They've been called skids, junkies, criminals—you name it, and Victoria's tent city campers have heard it. Jaime Green, a resident of the homeless camp on Victoria's courthouse lawn for eight months, says she dealt with the insults by trying to make herself smaller, more invisible.
"I was more introverted at tent city, but that's not my natural way," she told VICE.
Today Green says she's feeling more like herself, now that she's settling into a new home in a social housing project the BC government agreed to fund in June—one of three buildings the province has bought since the camp started last fall. The move marks a near-end to a divisive chapter of Victoria's housing debate, as the court-ordered deadline to dismantle the homeless camp arrived yesterday. Though a handful of campers stayed at the site another night, most, like Green, have leapt at the opportunity to move indoors.
When VICE last checked in with Green back in May, she and her partner Mark were still on waiting lists for low-income housing. Green had been living on the streets for two and a half years, camping in parks and avoiding temporary shelters that wouldn't allow couples. This week both of them moved across the hall from each other in a former seniors' care facility, along with dozens of other former campers. "Every time I go in the hallways I see more people I recognize from tent city," she said.
Now Green is finally finding time to decompress, and take advantage of having a roof over her head. "Just the security of it—having a solid door, knowing I don't have to carry around or stash or worry about anything while I'm away from home—that's been such a weight off."
The BC government says it has housed or found shelter for 260 people since the camp started last fall—a fact Green credits to the 10-month protest. "It wouldn't have come about if the numbers of people weren't there," says Green. "If it really was just half a dozen people camping, they would have just left us, we would have been invisible."
On Monday, cleanup crews filled large bins with leftover tents and debris, while photographers stood at the edges, taking photos of the people and structures left behind. By the end of day, observers estimated anywhere between five and 20 campers could be staying overnight, including a tent city founder named Doug.

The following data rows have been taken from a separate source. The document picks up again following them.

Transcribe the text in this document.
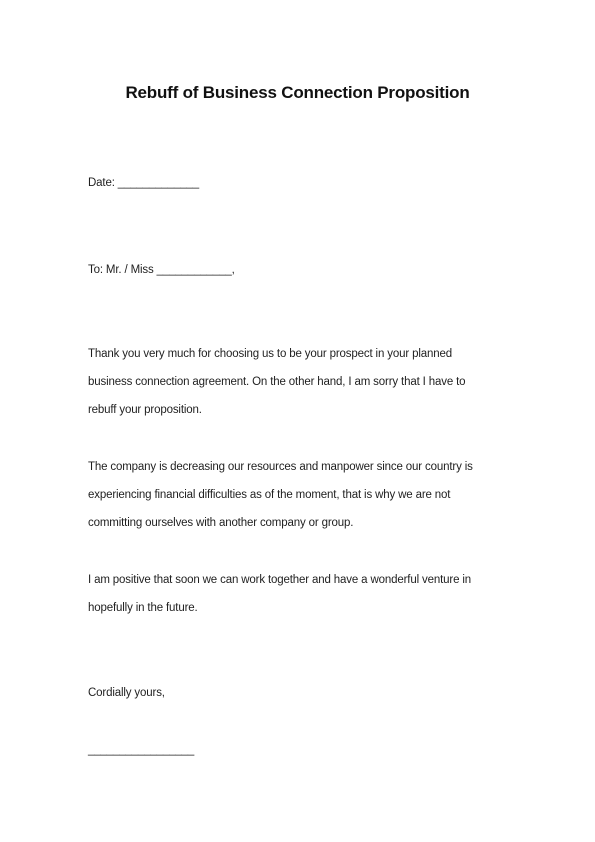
Rebuff of Business Connection Proposition
Date: _____________
To: Mr. / Miss ____________,
Thank you very much for choosing us to be your prospect in your planned
business connection agreement. On the other hand, I am sorry that I have to
rebuff your proposition.
The company is decreasing our resources and manpower since our country is
experiencing financial difficulties as of the moment, that is why we are not
committing ourselves with another company or group.
I am positive that soon we can work together and have a wonderful venture in
hopefully in the future.
Cordially yours,
_________________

"I'm going to stay there for the night if I can, or in another park, or walk the streets—do whatever I can," he told VICE. Doug doesn't have a long-term plan for life after tent city, but says it likely won't be in supportive housing, where he says service providers "patrol" and "control" residents.
In the spring, a BC Supreme Court judge overturned the province's request to evict the campers, which led many to believe they could stay until the fall. The judge reversed his decision last month because of safety hazards and the province's new housing pledge.
"We expected we'd be here until September 7, like the judge said," Doug told VICE. "It's too fast, there's too many people coming around, trying to get us out of there."
BC's minister of housing said the province would allow some leeway for those waiting to get placed and figuring out next steps. If the protest continues, they'll consider an enforcement order.
In the meantime, Green hopes the province does more for the city's 1,300 homeless, and BC's housing crisis in general.
"I don't think it's enough," says Green. "Housing costs are about double what we're given on disability and welfare—that's two times away from being able to afford your own place. Then you're digging into grocery money, and that's not safe, that's not healthy."